The boy has grown up, the techie father has hunched over with age, the quiet road has become a highway, and MicroProse and Sierra still exist as watered-down brand names, empty labels. Likewise, the personal computer, as the Altair generation created it and as my generation found it, has changed beyond recognition. In the first decade of the 21st century, the personal computer has become three different kinds of devices: a permanent terminal for accessing the Internet (and especially the World Wide Web), a pocket communicator and attention-grabber, and a warehouse-sized computing complex.

But even before that, or rather, even before I discovered the joys and frustrations of Sierra adventure games, the nature of the personal computer was already beginning to change. Hobbyists in the 1970s cherished the dream of free computing in two senses. First, computing should be freely accessible: they believed that anyone should be able to access computing power, cheaply and easily. Second, computing should be freed from organizational control, with the hardware and software under the complete and individual control of the user, who should also be the owner. Steve Jobs famously compared the personal computer to a “bicycle for the mind,” and the bicycle carries with it the same sense of freedom.[6]It made travel easy, inexpensive and fun, and was a machine that could be modified to suit the owner's needs and desires without anyone's consent.

For the computer geeks of the 1970s, who loved computers both for their own sake and for what they could do, these two forms of freedom went hand in hand. The personal computer rewarded these devoted disciples with a sense of almost mystical power—the ability to cast electronic spells. But in the 1980s, their dreams collided with the realities of the computer’s evolution into a serious business machine and then into a consumer device. Large companies wanted control, reliability, and predictability from their investment in computer fleets, not the independence and freedom of the user. Consumers did not appreciate the wizards’ demands; they wanted ease of use and control. They felt no sense of loss in having computers whose software or hardware was harder to understand and modify, because they never intended to. The computer geeks’ assumption that personal computer owners would have complete ownership of their machines did not survive these changes. Some accepted these changes as a natural side effect of the personal computer's expanding audience; others saw them as a betrayal of the personal computer's entire purpose.

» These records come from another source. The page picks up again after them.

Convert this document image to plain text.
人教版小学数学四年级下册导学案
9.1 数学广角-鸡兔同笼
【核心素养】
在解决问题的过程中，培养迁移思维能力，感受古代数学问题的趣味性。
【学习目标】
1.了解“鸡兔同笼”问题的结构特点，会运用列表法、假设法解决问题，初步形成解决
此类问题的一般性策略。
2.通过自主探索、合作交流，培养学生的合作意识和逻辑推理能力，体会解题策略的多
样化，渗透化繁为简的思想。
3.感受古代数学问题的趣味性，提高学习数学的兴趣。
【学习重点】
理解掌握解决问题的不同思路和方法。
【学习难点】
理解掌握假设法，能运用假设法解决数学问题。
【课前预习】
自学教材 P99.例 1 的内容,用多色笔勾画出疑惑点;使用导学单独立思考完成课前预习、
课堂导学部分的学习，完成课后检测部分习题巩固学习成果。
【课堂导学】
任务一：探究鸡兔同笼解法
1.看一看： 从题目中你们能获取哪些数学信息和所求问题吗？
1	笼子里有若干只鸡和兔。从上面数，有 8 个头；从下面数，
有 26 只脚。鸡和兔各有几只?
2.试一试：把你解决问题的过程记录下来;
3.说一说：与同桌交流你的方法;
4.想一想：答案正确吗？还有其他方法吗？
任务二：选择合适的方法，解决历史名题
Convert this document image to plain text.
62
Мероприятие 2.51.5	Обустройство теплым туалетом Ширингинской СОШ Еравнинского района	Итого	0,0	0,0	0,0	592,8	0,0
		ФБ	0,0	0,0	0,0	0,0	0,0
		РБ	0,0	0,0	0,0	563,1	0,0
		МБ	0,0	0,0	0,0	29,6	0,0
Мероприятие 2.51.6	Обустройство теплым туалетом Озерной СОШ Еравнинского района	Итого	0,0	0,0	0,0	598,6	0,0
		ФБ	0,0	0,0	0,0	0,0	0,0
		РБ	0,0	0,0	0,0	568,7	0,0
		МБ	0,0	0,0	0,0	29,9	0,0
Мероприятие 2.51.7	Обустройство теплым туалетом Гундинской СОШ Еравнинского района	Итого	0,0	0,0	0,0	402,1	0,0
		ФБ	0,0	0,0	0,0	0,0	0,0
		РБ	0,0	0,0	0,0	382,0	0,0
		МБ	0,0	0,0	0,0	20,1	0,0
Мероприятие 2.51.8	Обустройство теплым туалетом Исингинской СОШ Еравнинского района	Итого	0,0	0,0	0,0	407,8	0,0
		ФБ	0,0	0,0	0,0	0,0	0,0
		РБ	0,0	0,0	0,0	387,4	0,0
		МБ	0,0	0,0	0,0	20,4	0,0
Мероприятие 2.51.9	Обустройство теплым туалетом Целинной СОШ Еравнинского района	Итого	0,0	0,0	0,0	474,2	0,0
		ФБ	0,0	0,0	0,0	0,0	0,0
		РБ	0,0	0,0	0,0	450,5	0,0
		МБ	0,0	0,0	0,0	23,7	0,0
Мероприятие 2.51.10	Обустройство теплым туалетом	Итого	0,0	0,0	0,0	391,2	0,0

In this series, which I’m calling “The Brain Bicycle,” I’m going to trace the arc of these transformations; where the personal computer came from and where it went. This is the story of how a hobby machine became a business machine and a consumer device, and how all three then disappeared into our pockets and our data centers. But it’s also the story of how, throughout it all, the personal computer retained traces of its strange beginnings, as an expensive toy for nerds who believed that computing power could set you free.

Notes

[1] “Apple Computer Inc,” Wall Street Journal ad, August 13, 1980.

[2] Art Salsberg, “The Home Computer Is Here!” Popular Electronics (January 1975), 4.

[3] In fact, these two forms of interactive computer system overlapped, since in many cases the computer with which time was shared was itself a mini-computer.

[4] “GM Chief Raises Sales Forecast,” The New York Times, April 20, 1976; Peter J. Schuiten, “Color TV Industry Set for Record Sales,” The New York Times, November 7, 1978.

[5] “The McDonalds menu board from 1974. A good lesson in how prices and selection have changed over time,” Hayward “Blah, Blah, Blah” Blog, May 6, 2014 (https://haywardeconblog.blogspot.com/2014/05/mcdonalds-menu-board-from-1974-nice.html);

“1976 New-Car Price Rose $700 Over 1975,” New York Times, June 7, 1977; Gene Smith, “Color TV Tubes-Expanding Again,” New York Times, October 28, 1973; Department of Energy Vehicle Technologies Office, “Fact #637: August 23, 2010 World Motor Vehicle Production” (https://www.energy.gov/eere/vehicles/fact-637-august-23-2010-world-motor-vehicle-production).

[6] Advertising for Apple Computer Inc, Wall Street Journal, August 13, 1980.